As software is becoming increasingly complex, software reliability is getting more and more important. In particular, the reliability of system software is critical to the overall reliability of computer systems since system software is designed to provide a platform for application software running on top of. Unfortunately, it is very challenging to ensure the reliability of system software and the defects (bugs) in it can often cause severe impact.
This dissertation proposes to use runtime support for improving system software reliability. Runtime support here refers to the technique to extend the runtime software system with more functionalities useful for reliability-oriented tasks, such as instrumentation-based profiling, runtime analysis, checkpointing/re-execution, scheduling control, memory layout control, etc. Leveraging runtime support, this dissertation proposes novel methods for bug manifestation, bug detection, bug diagnosis, failure recovery and error prevention in multiple phases in the software development and deployment cycle.

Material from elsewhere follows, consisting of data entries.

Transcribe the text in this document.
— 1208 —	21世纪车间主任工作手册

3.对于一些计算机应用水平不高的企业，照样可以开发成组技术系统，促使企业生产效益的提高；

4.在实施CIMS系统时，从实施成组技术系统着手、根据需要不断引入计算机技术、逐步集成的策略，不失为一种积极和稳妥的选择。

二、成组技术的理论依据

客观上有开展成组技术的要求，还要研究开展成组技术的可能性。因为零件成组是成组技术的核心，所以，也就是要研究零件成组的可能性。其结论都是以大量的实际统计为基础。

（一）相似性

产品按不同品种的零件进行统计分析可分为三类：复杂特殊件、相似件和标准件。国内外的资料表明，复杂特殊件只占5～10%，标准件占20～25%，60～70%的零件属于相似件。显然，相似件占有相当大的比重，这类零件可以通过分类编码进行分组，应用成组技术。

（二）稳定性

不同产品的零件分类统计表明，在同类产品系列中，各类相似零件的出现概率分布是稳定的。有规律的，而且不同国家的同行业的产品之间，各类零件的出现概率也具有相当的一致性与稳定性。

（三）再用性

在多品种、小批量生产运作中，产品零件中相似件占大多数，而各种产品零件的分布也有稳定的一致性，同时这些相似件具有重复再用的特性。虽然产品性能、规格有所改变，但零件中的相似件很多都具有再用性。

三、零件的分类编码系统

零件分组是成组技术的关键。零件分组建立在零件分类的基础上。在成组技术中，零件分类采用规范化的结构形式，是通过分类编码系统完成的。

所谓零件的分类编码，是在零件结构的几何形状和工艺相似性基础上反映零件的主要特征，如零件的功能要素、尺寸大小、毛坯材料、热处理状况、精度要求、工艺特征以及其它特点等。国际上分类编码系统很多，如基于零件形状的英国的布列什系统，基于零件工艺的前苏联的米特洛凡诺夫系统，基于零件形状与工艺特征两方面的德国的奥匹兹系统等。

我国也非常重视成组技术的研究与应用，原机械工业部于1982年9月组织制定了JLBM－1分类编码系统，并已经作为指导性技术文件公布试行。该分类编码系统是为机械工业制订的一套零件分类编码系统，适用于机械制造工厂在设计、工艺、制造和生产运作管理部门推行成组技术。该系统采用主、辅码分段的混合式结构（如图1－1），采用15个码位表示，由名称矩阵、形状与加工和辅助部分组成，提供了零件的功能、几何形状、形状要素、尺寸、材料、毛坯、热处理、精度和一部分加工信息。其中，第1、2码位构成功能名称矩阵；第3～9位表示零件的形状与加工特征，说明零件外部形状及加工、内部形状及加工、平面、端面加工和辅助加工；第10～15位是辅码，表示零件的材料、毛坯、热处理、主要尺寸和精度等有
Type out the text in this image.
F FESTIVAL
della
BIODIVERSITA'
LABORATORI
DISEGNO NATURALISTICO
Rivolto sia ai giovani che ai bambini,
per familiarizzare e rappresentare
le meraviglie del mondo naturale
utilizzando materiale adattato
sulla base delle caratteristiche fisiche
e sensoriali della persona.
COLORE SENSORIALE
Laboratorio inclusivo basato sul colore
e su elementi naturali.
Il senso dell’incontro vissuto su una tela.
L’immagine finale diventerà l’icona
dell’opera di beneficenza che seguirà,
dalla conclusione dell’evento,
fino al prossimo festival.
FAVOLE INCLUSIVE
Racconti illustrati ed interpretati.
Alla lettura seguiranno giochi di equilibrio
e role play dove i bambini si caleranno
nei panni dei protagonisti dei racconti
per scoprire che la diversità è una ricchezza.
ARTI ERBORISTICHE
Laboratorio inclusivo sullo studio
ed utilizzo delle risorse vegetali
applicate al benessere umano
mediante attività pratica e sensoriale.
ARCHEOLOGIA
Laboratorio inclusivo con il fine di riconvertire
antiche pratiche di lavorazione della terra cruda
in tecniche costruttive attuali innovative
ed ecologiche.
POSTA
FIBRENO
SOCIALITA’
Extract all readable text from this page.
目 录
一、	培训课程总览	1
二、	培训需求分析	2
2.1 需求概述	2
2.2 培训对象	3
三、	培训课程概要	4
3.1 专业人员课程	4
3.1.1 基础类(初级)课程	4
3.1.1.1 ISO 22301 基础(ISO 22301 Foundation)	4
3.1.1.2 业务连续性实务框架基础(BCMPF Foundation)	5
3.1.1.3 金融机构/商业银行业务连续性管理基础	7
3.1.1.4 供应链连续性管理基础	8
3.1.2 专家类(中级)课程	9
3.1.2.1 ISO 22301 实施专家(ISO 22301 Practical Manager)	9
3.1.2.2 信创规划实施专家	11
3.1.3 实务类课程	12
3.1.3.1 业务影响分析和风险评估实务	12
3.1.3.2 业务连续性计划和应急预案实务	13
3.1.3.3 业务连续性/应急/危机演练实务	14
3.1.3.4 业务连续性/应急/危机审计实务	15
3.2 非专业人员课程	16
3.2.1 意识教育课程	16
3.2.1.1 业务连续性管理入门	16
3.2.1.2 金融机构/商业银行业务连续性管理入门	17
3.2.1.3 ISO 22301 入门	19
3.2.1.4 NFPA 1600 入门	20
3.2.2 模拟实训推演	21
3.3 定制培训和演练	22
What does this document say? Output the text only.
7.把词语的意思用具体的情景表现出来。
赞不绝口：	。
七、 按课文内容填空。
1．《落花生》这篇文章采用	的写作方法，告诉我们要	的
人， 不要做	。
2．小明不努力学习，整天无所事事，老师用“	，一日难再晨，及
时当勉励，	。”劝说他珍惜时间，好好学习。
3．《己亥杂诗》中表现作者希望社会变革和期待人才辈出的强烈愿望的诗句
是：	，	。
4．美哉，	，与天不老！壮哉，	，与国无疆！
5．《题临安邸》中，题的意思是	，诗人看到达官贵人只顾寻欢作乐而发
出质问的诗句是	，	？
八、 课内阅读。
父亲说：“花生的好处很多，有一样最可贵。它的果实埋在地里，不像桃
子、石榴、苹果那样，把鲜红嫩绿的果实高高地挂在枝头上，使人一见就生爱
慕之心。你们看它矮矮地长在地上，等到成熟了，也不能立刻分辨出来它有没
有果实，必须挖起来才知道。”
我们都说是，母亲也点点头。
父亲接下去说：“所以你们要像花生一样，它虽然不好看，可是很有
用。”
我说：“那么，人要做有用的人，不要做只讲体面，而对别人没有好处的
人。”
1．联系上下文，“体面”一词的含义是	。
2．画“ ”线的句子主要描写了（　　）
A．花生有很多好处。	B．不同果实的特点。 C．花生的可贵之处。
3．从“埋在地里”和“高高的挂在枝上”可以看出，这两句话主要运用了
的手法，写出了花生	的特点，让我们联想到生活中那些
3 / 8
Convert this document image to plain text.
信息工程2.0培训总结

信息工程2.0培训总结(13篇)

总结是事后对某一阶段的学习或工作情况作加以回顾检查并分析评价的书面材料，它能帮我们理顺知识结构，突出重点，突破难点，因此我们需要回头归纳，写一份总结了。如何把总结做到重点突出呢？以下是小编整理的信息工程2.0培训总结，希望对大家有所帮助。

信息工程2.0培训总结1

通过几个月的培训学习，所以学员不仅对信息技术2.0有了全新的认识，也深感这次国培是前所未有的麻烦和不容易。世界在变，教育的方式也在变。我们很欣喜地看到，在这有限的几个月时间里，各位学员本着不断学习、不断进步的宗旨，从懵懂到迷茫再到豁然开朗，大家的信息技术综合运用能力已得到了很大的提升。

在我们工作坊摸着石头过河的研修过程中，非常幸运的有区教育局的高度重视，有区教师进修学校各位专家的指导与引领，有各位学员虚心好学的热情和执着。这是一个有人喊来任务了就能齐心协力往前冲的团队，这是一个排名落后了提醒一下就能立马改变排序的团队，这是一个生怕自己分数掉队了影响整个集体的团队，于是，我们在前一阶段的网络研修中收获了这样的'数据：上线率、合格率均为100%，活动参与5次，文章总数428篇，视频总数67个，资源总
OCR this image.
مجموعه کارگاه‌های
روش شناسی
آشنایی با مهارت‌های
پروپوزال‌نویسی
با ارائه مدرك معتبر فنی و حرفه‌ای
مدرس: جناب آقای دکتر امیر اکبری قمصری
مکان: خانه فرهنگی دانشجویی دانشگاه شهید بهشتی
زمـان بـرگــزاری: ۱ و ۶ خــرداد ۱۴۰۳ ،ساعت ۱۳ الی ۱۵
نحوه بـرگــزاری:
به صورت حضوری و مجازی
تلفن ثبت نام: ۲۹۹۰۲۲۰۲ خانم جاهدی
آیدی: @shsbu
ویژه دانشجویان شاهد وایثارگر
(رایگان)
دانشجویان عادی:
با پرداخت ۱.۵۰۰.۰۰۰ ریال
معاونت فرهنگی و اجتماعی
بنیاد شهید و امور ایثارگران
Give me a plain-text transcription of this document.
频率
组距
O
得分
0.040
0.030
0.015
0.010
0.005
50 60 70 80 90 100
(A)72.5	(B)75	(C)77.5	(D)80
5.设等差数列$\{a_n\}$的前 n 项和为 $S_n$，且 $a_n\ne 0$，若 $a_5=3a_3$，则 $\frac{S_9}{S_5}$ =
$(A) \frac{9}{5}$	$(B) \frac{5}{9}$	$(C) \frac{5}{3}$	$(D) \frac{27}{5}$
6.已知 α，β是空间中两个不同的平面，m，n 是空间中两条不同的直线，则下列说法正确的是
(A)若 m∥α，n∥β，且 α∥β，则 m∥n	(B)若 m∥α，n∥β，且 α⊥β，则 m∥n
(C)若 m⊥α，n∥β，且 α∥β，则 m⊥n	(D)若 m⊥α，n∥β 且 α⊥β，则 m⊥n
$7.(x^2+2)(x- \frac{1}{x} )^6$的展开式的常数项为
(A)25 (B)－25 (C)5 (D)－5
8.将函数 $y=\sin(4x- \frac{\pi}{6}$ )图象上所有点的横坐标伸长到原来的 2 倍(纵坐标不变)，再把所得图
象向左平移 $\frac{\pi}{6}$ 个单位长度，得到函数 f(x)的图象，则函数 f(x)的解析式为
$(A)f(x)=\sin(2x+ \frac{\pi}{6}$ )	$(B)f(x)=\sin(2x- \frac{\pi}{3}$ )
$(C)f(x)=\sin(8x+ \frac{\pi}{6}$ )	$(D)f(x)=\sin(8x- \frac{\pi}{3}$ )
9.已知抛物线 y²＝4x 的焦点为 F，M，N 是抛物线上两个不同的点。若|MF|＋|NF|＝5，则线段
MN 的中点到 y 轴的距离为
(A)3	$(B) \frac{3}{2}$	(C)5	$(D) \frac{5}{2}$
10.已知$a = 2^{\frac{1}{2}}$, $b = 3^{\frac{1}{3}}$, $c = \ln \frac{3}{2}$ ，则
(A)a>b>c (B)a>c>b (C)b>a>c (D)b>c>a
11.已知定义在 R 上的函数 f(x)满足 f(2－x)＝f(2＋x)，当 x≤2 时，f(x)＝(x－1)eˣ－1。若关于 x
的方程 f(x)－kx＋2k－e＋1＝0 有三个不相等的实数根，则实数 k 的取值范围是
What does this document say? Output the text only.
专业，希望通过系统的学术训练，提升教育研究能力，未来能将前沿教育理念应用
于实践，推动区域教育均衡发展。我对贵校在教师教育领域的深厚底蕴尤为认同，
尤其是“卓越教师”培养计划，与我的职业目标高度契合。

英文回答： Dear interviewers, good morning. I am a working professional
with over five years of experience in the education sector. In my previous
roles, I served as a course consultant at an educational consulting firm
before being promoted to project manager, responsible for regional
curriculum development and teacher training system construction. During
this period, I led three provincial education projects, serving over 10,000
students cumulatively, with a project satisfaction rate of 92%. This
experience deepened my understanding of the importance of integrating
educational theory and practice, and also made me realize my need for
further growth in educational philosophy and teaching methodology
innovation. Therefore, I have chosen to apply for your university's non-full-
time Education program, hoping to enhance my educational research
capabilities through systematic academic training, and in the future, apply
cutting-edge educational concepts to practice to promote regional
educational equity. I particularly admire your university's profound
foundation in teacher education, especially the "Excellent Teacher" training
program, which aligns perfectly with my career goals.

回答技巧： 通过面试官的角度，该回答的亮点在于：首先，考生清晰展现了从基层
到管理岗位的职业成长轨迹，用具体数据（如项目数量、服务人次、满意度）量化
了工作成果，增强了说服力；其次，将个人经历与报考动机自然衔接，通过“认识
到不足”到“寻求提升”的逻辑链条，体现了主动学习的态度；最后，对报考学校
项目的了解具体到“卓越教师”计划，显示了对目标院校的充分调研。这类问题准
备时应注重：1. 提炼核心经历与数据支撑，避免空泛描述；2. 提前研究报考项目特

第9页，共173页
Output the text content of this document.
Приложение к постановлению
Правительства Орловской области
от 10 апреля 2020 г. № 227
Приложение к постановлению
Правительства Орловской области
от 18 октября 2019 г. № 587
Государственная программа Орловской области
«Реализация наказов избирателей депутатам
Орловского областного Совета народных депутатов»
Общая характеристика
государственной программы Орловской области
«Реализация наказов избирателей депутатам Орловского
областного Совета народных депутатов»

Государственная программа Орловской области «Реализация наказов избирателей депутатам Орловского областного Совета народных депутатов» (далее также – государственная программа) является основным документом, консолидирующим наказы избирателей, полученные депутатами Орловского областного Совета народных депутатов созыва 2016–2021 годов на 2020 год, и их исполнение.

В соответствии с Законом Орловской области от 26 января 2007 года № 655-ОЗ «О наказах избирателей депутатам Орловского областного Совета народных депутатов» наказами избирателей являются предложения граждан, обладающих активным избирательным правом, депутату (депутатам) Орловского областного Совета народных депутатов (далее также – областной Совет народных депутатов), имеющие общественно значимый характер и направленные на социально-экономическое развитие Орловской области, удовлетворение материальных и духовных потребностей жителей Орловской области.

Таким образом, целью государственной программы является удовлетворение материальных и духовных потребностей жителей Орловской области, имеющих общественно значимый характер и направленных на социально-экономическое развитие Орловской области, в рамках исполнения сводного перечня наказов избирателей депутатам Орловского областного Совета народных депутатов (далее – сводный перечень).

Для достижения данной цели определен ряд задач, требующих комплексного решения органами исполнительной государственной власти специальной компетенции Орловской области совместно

Specifically, in pre-release testing phase, in order to improve the testing effectiveness and efficiency, this dissertation proposes a method called 2ndStrike to help manifest the concurrency bugs hidden in system software. Facing the fact that there are always some bugs making their way to deployment sites no matter how rigorous the software testing is, this dissertation proposes its second method called DMTracker to help monitor the distributed and parallel system software and detect runtime errors. To handle the runtime errors caused by memory management bugs, this dissertation proposes its third method called First-Aid to help diagnose the failure, recover the program, and prevent future errors due to the same bugs.
We have designed and implemented software prototypes for the proposed methods and evaluated them with real world bugs on large open-source system software packages, such as Apache, MySQL, Mozilla, MVAPICH, etc. The experimental results show that the methods proposed in this dissertation can provide great help in improving reliability of system software in various scenarios. In addition, the results also demonstrate that the runtime support in these methods can bring key advantages such as high efficiency, high accuracy, and high usability.